Novela en clave, de sesgo autobiográfico
Entrevista a Tomás Abraham. El filósofo -y columnista que desdeña la corrección políticavenía de publicar La dificultad, su primer relato.
Desprejuiciada y ecléctica, en el sentido clásico del término, la obra ensayística de Tomás Abraham ha influido en todo el arco de las ideas, sea con adhesión o rechazo. El profesor que en la posdictadura fundó el Colegio de Filosofía, desde donde implantó a los filósofos postestructuralistas que hasta entonces solo habían circulado en cursos subterráneos, se consolidó en los años 90 como un polemista sin rival, con un pensamiento que nunca se atuvo a la corrección política ni a las persuasivas comodidades de los dogmas nac&pop.
Tomás Abraham hizo suyos y divulgó con pasión a Michel Foucault, Gilles Deleuze, Alain Badiou, “pensadores bajos” y altos nombres apenas mencionados en el periplo parisino del estudiante Nicolás, el joven sin apellido, protagonista excluyente de su primera novela. En nuestro diálogo Abraham dejó en claro que quiere debérselo todo a sí mismo y a su álter ego en
La dificultad. Aunque la publicidad de una radio la describa como “una autobiografía ficcionalizada”, según él “todo es ficción” solo que al hablar de Nicolás va a su propia vida sin advertirlo.

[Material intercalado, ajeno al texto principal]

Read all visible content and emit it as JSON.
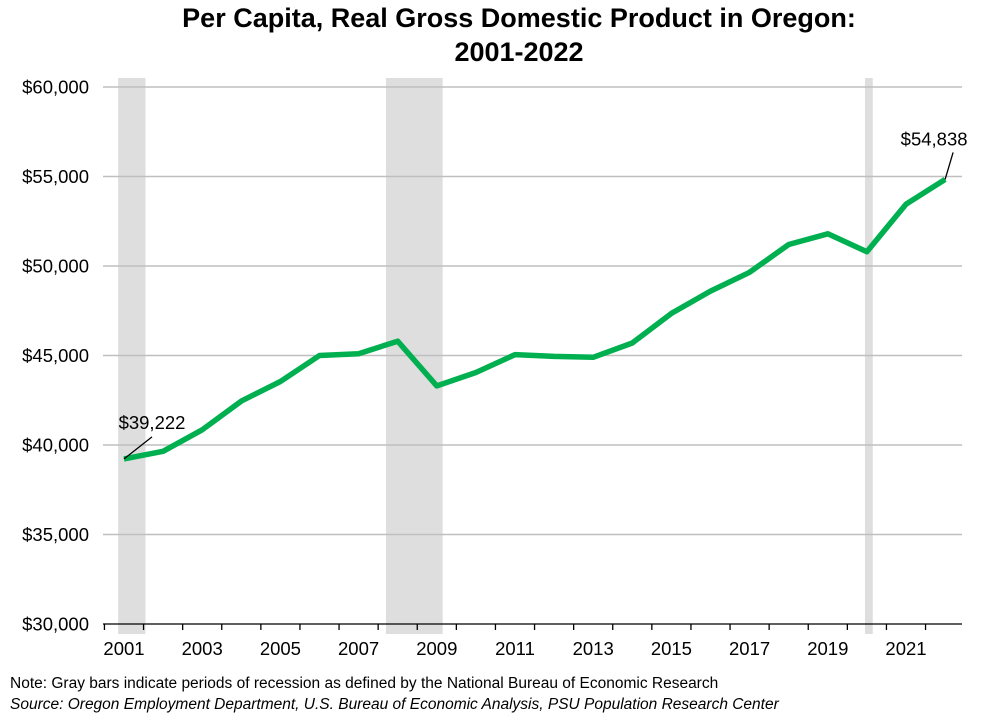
{
  "chart_data": {
    "type": "line",
    "title_line1": "Per Capita, Real Gross Domestic Product in Oregon:",
    "title_line2": "2001-2022",
    "xlabel": "",
    "ylabel": "",
    "ylim": [
      30000,
      60000
    ],
    "xlim": [
      2001,
      2022
    ],
    "y_ticks": [
      {
        "value": 30000,
        "label": "$30,000"
      },
      {
        "value": 35000,
        "label": "$35,000"
      },
      {
        "value": 40000,
        "label": "$40,000"
      },
      {
        "value": 45000,
        "label": "$45,000"
      },
      {
        "value": 50000,
        "label": "$50,000"
      },
      {
        "value": 55000,
        "label": "$55,000"
      },
      {
        "value": 60000,
        "label": "$60,000"
      }
    ],
    "x_ticks": [
      {
        "value": 2001,
        "label": "2001"
      },
      {
        "value": 2003,
        "label": "2003"
      },
      {
        "value": 2005,
        "label": "2005"
      },
      {
        "value": 2007,
        "label": "2007"
      },
      {
        "value": 2009,
        "label": "2009"
      },
      {
        "value": 2011,
        "label": "2011"
      },
      {
        "value": 2013,
        "label": "2013"
      },
      {
        "value": 2015,
        "label": "2015"
      },
      {
        "value": 2017,
        "label": "2017"
      },
      {
        "value": 2019,
        "label": "2019"
      },
      {
        "value": 2021,
        "label": "2021"
      }
    ],
    "x": [
      2001,
      2002,
      2003,
      2004,
      2005,
      2006,
      2007,
      2008,
      2009,
      2010,
      2011,
      2012,
      2013,
      2014,
      2015,
      2016,
      2017,
      2018,
      2019,
      2020,
      2021,
      2022
    ],
    "series": [
      {
        "name": "Per Capita Real GDP",
        "color": "#00b050",
        "values": [
          39222,
          39650,
          40850,
          42450,
          43550,
          45000,
          45100,
          45800,
          43300,
          44050,
          45050,
          44950,
          44900,
          45700,
          47350,
          48600,
          49650,
          51200,
          51800,
          50800,
          53450,
          54838
        ]
      }
    ],
    "recessions": [
      {
        "start": 2000.85,
        "end": 2001.55
      },
      {
        "start": 2007.7,
        "end": 2009.15
      },
      {
        "start": 2019.95,
        "end": 2020.15
      }
    ],
    "recession_color": "#dedede",
    "annotations": [
      {
        "x": 2001,
        "y": 39222,
        "text": "$39,222",
        "placement": "above-right"
      },
      {
        "x": 2022,
        "y": 54838,
        "text": "$54,838",
        "placement": "above"
      }
    ],
    "grid": true
  },
  "notes": {
    "note": "Note: Gray bars indicate periods of recession as defined by the National Bureau of Economic Research",
    "source": "Source: Oregon Employment Department, U.S. Bureau of Economic Analysis, PSU Population Research Center"
  }
}
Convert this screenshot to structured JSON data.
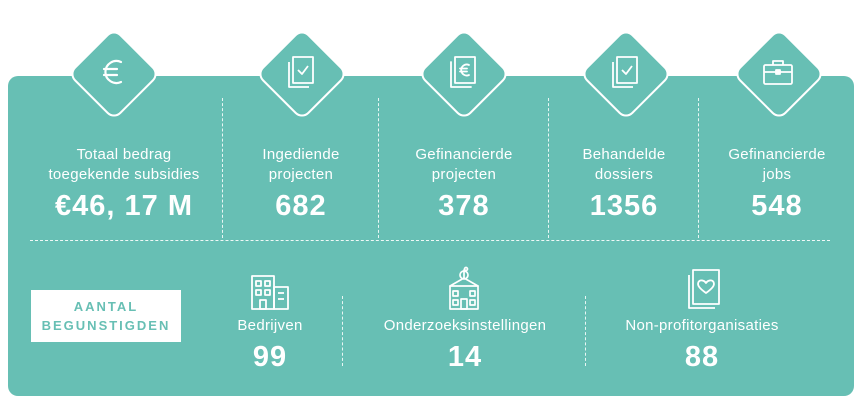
{
  "top_stats": [
    {
      "label_line1": "Totaal bedrag",
      "label_line2": "toegekende subsidies",
      "value": "€46, 17 M",
      "icon": "euro-icon"
    },
    {
      "label_line1": "Ingediende",
      "label_line2": "projecten",
      "value": "682",
      "icon": "document-check-icon"
    },
    {
      "label_line1": "Gefinancierde",
      "label_line2": "projecten",
      "value": "378",
      "icon": "document-euro-icon"
    },
    {
      "label_line1": "Behandelde",
      "label_line2": "dossiers",
      "value": "1356",
      "icon": "documents-check-icon"
    },
    {
      "label_line1": "Gefinancierde",
      "label_line2": "jobs",
      "value": "548",
      "icon": "briefcase-icon"
    }
  ],
  "beneficiaries": {
    "badge_line1": "AANTAL",
    "badge_line2": "BEGUNSTIGDEN",
    "items": [
      {
        "label": "Bedrijven",
        "value": "99",
        "icon": "building-icon"
      },
      {
        "label": "Onderzoeksinstellingen",
        "value": "14",
        "icon": "research-institution-icon"
      },
      {
        "label": "Non-profitorganisaties",
        "value": "88",
        "icon": "heart-document-icon"
      }
    ]
  },
  "colors": {
    "panel": "#67bfb4",
    "text": "#ffffff"
  }
}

Hace dos meses el polemista clausuró sus columnas en el diario Perfil (“C´est fini”), desalentado ante las reacciones por la muerte del fiscal Alberto Nisman. Pero en verdad, hablamos muy poco de eso y bastante de la novela.
–¿Por qué, en plena madurez de tu obra crítica, te volcaste a la ficción?
–Hay algo que siempre quise entender: ¿cómo se puede cambiar de vida? Pero no cambiar de trabajo, casarse, no; quise explorar cómo, a partir de un cambio sutil, se puede ser otra persona.
–Un “acontecimiento” para el sujeto, que seguirá nuevas premisas.
–¡Eso!, un cambio, sos otro. Claro que no cambiás de identidad. No importa eso; no me refiero a un proceso, un cambio gradual. Eso es lo que yo quería entender en La dificultad.
–Nicolás evoca una biblioteca generacional. Pero es un roman à clef, novela en clave con nombres cifrados. Todos esos profesores argentinos instalados en París ...
–Bueno, algo de eso hay. Lo del roman à clef me parece muy bueno. De Los reventados de Asís tal vez tomé la venta de choripanes mientras marchan a Ezeiza. Sabato era mi héroe, más aún lo era Abelardo Castillo. Pero no están Michel Foucault, ni Alain Badiou, ni Juan J. Saer, a quienes conocí fugazmente en París. Me planteé una novela de iniciación a lo Herman Hesse, como Demián.
–En el menemismo y el kirchnerismo no fuiste cortejado por la oficialidad pero sí lo fueron tus antiguos colegas.
–Durante el menemismo me invitaron a la Feria del Libro de Jerusalén porque les había gustado un artículo mío. Pero hablé mal del Estado de Israel, de las bombas, etc. Y ya nunca más. Y en 2005 fui invitado a Caracas. Yo había sacado un artículo contra los cogotudos que criticaban al populismo (Aguinis, Sebreli y Cía). Eso le encantó a alguien de Cancillería. Y en Caracas en vez de hacer lo que hacía toda la delegación, que era comer gratis, me encerré en el Hilton durante tres días y me compré los diarios de la oposición. Fui a dar mi charla con todas las estadísticas contra Chávez; luego vinieron a verme funcionarios chavistas a agradecerme que difundiera lo que ellos no podían decir. Ahí acabó mi relación con el oficialismo.
–¿Cómo definirías la transformación del campo cultural en estos años?
–Bueno, se ha vuelto necio o fanático, se ha vuelto poco creativo, enfermo. Yo cada vez pienso más en términos de salud y enfermedad, como en el siglo XIX ... No de izquierda y derecha. A mí lo que me importa es cómo es K, cómo es PRO, o cómo es católico, o judío. Me interesan las mentes.